Although it is difficult to envision an insect that might live as an adult for an even shorter period than Dolania americana, such an organism may exist. However, since life expectancies (especially such brief ones) are rarely studied in natural conditions, it is unlikely that there are records of any competitors to this mayfly's title.

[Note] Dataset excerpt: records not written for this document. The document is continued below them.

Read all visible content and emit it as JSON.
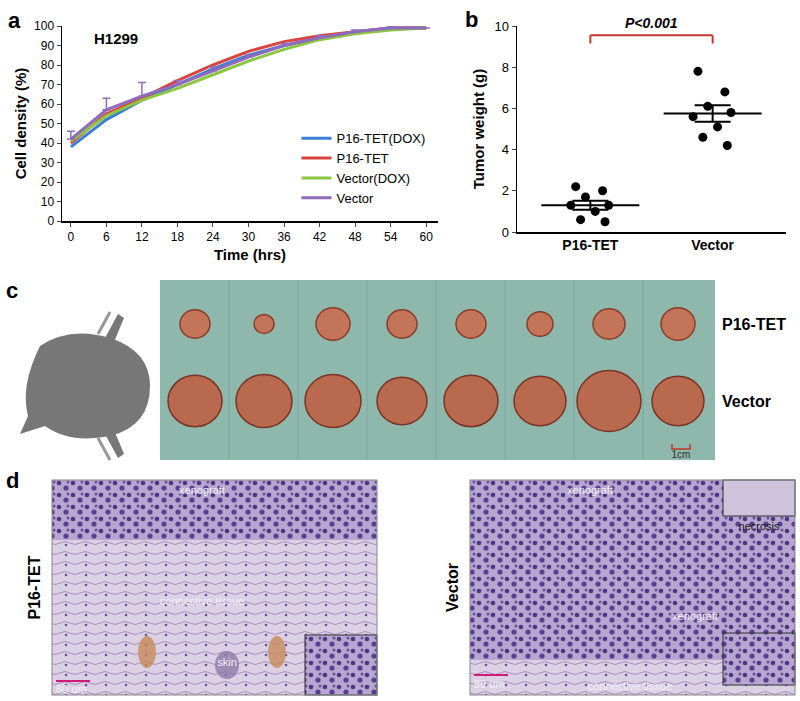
{
  "chart_data": [
    {
      "type": "line",
      "annotations": [
        {
          "text": "a"
        },
        {
          "text": "H1299"
        }
      ],
      "x_label": "Time (hrs)",
      "y_label": "Cell density (%)",
      "x": [
        0,
        6,
        12,
        18,
        24,
        30,
        36,
        42,
        48,
        54,
        60
      ],
      "xlim": [
        -1.5,
        62
      ],
      "xticks": [
        0,
        6,
        12,
        18,
        24,
        30,
        36,
        42,
        48,
        54,
        60
      ],
      "ylim": [
        0,
        100
      ],
      "yticks": [
        0,
        10,
        20,
        30,
        40,
        50,
        60,
        70,
        80,
        90,
        100
      ],
      "grid": false,
      "legend": "lower right",
      "series": [
        {
          "name": "P16-TET(DOX)",
          "color": "#3a7fd5",
          "values": [
            38,
            52,
            62,
            70,
            78,
            85,
            90,
            94,
            97,
            99,
            99
          ]
        },
        {
          "name": "P16-TET",
          "color": "#d9453d",
          "values": [
            40,
            55,
            63,
            72,
            80,
            87,
            92,
            95,
            97,
            99,
            99
          ]
        },
        {
          "name": "Vector(DOX)",
          "color": "#8cc63f",
          "values": [
            41,
            54,
            62,
            68,
            75,
            82,
            88,
            93,
            96,
            98,
            99
          ]
        },
        {
          "name": "Vector",
          "color": "#8e6bbf",
          "values": [
            42,
            57,
            64,
            70,
            77,
            84,
            90,
            94,
            97,
            99,
            99
          ],
          "errors": [
            4,
            6,
            7,
            2,
            2,
            1,
            1,
            1,
            1,
            1,
            0
          ]
        }
      ]
    },
    {
      "type": "scatter",
      "annotations": [
        {
          "text": "b"
        },
        {
          "text": "P<0.001",
          "color": "#c0392b"
        }
      ],
      "y_label": "Tumor weight (g)",
      "categories": [
        "P16-TET",
        "Vector"
      ],
      "values": [
        [
          2.2,
          2.0,
          1.7,
          1.3,
          1.3,
          1.0,
          0.6,
          0.5
        ],
        [
          7.8,
          6.8,
          6.1,
          5.8,
          5.6,
          5.1,
          4.6,
          4.2
        ]
      ],
      "mean": [
        1.3,
        5.75
      ],
      "error": [
        0.22,
        0.4
      ],
      "color": "#000000",
      "ylim": [
        0,
        10
      ],
      "yticks": [
        0,
        2,
        4,
        6,
        8,
        10
      ],
      "grid": false
    }
  ],
  "panel_c": {
    "label": "c",
    "rows": [
      "P16-TET",
      "Vector"
    ],
    "scale_bar": "1cm"
  },
  "panel_d": {
    "label": "d",
    "images": [
      {
        "title": "P16-TET",
        "labels": [
          "xenograft",
          "connective tissue",
          "skin"
        ],
        "scale_bar": "80 um"
      },
      {
        "title": "Vector",
        "labels": [
          "xenograft",
          "necrosis",
          "xenograft",
          "connective tissue"
        ],
        "scale_bar": "80 um"
      }
    ]
  }
}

I thank Dr. T.J. Walker for advice and information helpful to this endeavor.

References Cited

  • Balasubramanian, C., K. Venkataraman, & K.G. Sivaramakrishnan. 1993. Bioecological studies on the burrowing mayfly Ephemera nadinae McCafferty and Edmunds 1973 (Ephemeroptera: Ephemeridae) in Kurangani Stream, Western Ghats. J. Bombay Nat. His Soc. 89:72-77.
  • Bergh, J.C., M.O. Harris, & S. Rose. 1990. Temporal patterns of emergence and reproductive behavior of the Hessian fly (Diptera: Cecidomyiidae). Ann. Entomol. Soc. Am. 83:998-1004.
  • Boas, A.V.M. & R.M. Andrade. 1991. Preliminary observations on the biology of Acmopolynema hervali Gomes (Hymenoptera, Mymaridae) a parasitoid of the spittlebug Mahanarva posticata Stal (Homoptera, Cercopidae). An. Soc. Entomol. Brasil. 19:307-314.
  • Hutchison, W. D., M. Moratorio, & J. M. Martin. 1990. Morphology and biology of Trichogrammatoidea bactrae (Hymenoptera: Trichogrammatidae), imported from Australia as a parasitoid of pink bollworm (Lepidoptera: Gelechiidae) eggs. Ann. Entomol. Soc. Am. 83:46-54.
  • Jones, R.G., R.J. Gagne, & W.F. Barr. 1983. Biology and taxonomy of the Rhopalomyia gall midges (Diptera: Ceciomyiidae) of Artemisia tridentata (Compositae) in Idaho (USA). Cont. Am. Entomol. Inst. 21:1-76.
  • Kureck, A. & R.J. Fontes. 1996. The life cycle and emergence of Ephoron virgo, a large potamal mayfly that has returned to the River Rhine. Arch. Hydrobio. Suppl. 113:319-323.
  • Schmidt, G.H., A. Koutsaftikis, & M. Breuer. 1990. A contribution to the biology and predatory pressure of Thaumetopoea pityocamps (Den. and Schiff.) in Greece (Insecta: Lepidoptera). Z. Angew. Zool. 77:395-422.
  • Sweeney, B.W. & R.L. Vannote. 1982. Population synchrony in mayflies: a predator satiation hypothesis. Evolution 36:810-821.